Tokenizing Text To Sentences With NLTK
# python standard library
from http import HTTPStatus
# pypi
import requests
import nltk
Introduction
This is going to be a quick look at splitting a text source into sentences.
The Source
I'm going to use Siddhartha, by Herman Hesse, which is available from Project Gutenberg.
url = "https://www.gutenberg.org/cache/epub/2500/pg2500.txt"
response = requests.get(url)
assert response.status_code == HTTPStatus.OK
source = response.text
print(source[:200])
The Project Gutenberg EBook of Siddhartha, by Herman Hesse This eBook is for the use of anyone anywhere at no cost and with almost no restrictions whatsoever. You may copy it, give it away or r
The Punkt Sentence Tokenizer
The NLTK PunktSentenceTokenizer uses an unsupervised model to break texts up into sentences. Since you have to train the model to make it work you should load it from a pickle file. In this case we want the model trained on the English language so I'll load english.pickle
.
tokenizer = nltk.data.load("tokenizers/punkt/PY3/english.pickle")

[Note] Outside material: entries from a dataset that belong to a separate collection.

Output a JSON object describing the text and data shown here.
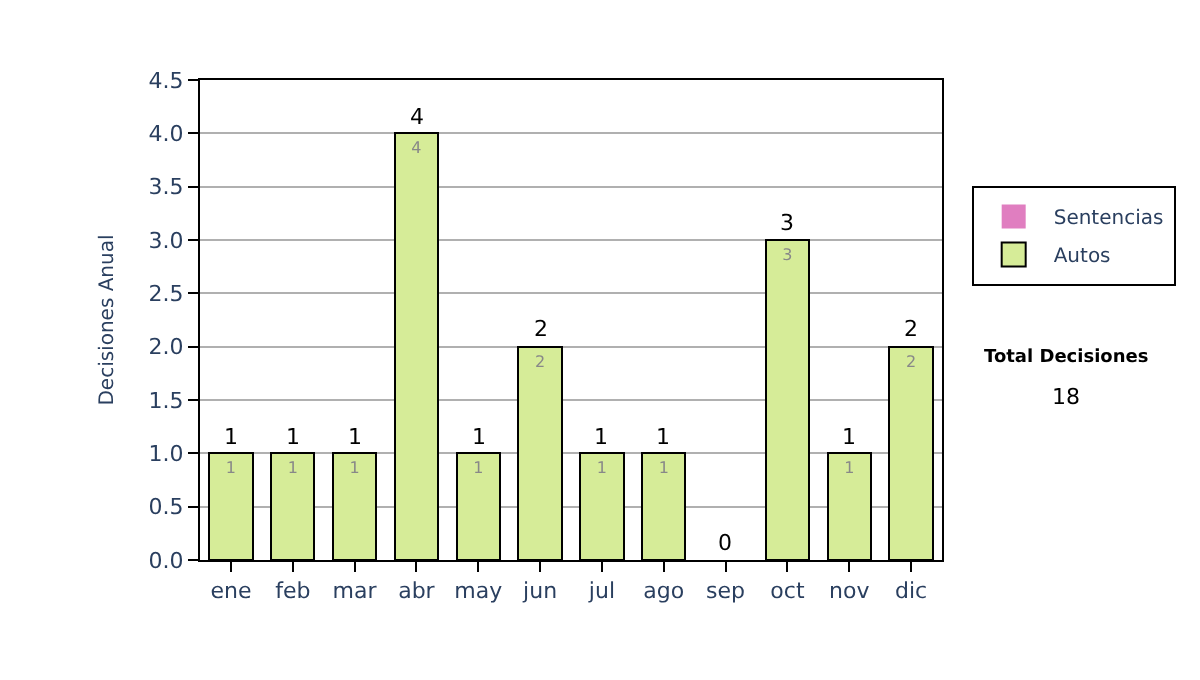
{
  "chart_data": {
    "type": "bar",
    "stacked": true,
    "ylabel": "Decisiones Anual",
    "categories": [
      "ene",
      "feb",
      "mar",
      "abr",
      "may",
      "jun",
      "jul",
      "ago",
      "sep",
      "oct",
      "nov",
      "dic"
    ],
    "series": [
      {
        "name": "Sentencias",
        "color": "#e07ec0",
        "values": [
          0,
          0,
          0,
          0,
          0,
          0,
          0,
          0,
          0,
          0,
          0,
          0
        ]
      },
      {
        "name": "Autos",
        "color": "#d6ec98",
        "values": [
          1,
          1,
          1,
          4,
          1,
          2,
          1,
          1,
          0,
          3,
          1,
          2
        ],
        "value_labels": [
          "1",
          "1",
          "1",
          "4",
          "1",
          "2",
          "1",
          "1",
          null,
          "3",
          "1",
          "2"
        ]
      }
    ],
    "totals": [
      "1",
      "1",
      "1",
      "4",
      "1",
      "2",
      "1",
      "1",
      "0",
      "3",
      "1",
      "2"
    ],
    "ylim": [
      0,
      4.5
    ],
    "yticks": [
      "0.0",
      "0.5",
      "1.0",
      "1.5",
      "2.0",
      "2.5",
      "3.0",
      "3.5",
      "4.0",
      "4.5"
    ],
    "grid": "y",
    "legend": "right",
    "annotations": [
      "Total Decisiones",
      "18"
    ]
  }
}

Now you can break Sidhartha up into sentences using the tokenizer.
sentences = tokenizer.tokenize(response.text)
print(len(sentences))
1972
for index, sentence in enumerate(sentences[1:5]):
print(" {}: {}".format(index, sentence.replace("\r", "")))
0: You may copy it, give it away or re-use it under the terms of the Project Gutenberg License included with this eBook or online at www.gutenberg.org Title: Siddhartha Author: Herman Hesse Translator: Gunther Olesch, Anke Dreher, Amy Coulter, Stefan Langer and Semyon Chaichenets Release Date: April 6, 2008 [EBook #2500] Last updated: July 2, 2011 Last updated: January 23, 2013 Language: English *** START OF THIS PROJECT GUTENBERG EBOOK SIDDHARTHA *** Produced by Michael Pullen, Chandra Yenco, Isaac Jones SIDDHARTHA An Indian Tale by Hermann Hesse FIRST PART To Romain Rolland, my dear friend THE SON OF THE BRAHMAN In the shade of the house, in the sunshine of the riverbank near the boats, in the shade of the Sal-wood forest, in the shade of the fig tree is where Siddhartha grew up, the handsome son of the Brahman, the young falcon, together with his friend Govinda, son of a Brahman. 1: The sun tanned his light shoulders by the banks of the river when bathing, performing the sacred ablutions, the sacred offerings. 2: In the mango grove, shade poured into his black eyes, when playing as a boy, when his mother sang, when the sacred offerings were made, when his father, the scholar, taught him, when the wise men talked. 3: For a long time, Siddhartha had been partaking in the discussions of the wise men, practising debate with Govinda, practising with Govinda the art of reflection, the service of meditation.
So you can see that it didn't get the pre-amble quite right. It took all the lines up until the first sentence of the text as being one sentence, but then after that it seemed to do okay. It was probably looking for periods or some such. This is important to note, because it means that it might not work as well for things like logs or other sources where the input isn't made up of complete, well-formed sentences.
References
- “Natural Language Toolkit — NLTK 3.3 Documentation.” Accessed July 30, 2018. http://www.nltk.org/.
- Perkins, Jacob. Python 3 Text Processing with NLTK 3 Cookbook: Over 80 Practical Recipes on Natural Language Processing Techniques Using Python’s NLTK 3.0. 2. ed. Packt Open Source. Birmingham: Packt Publ, 2014.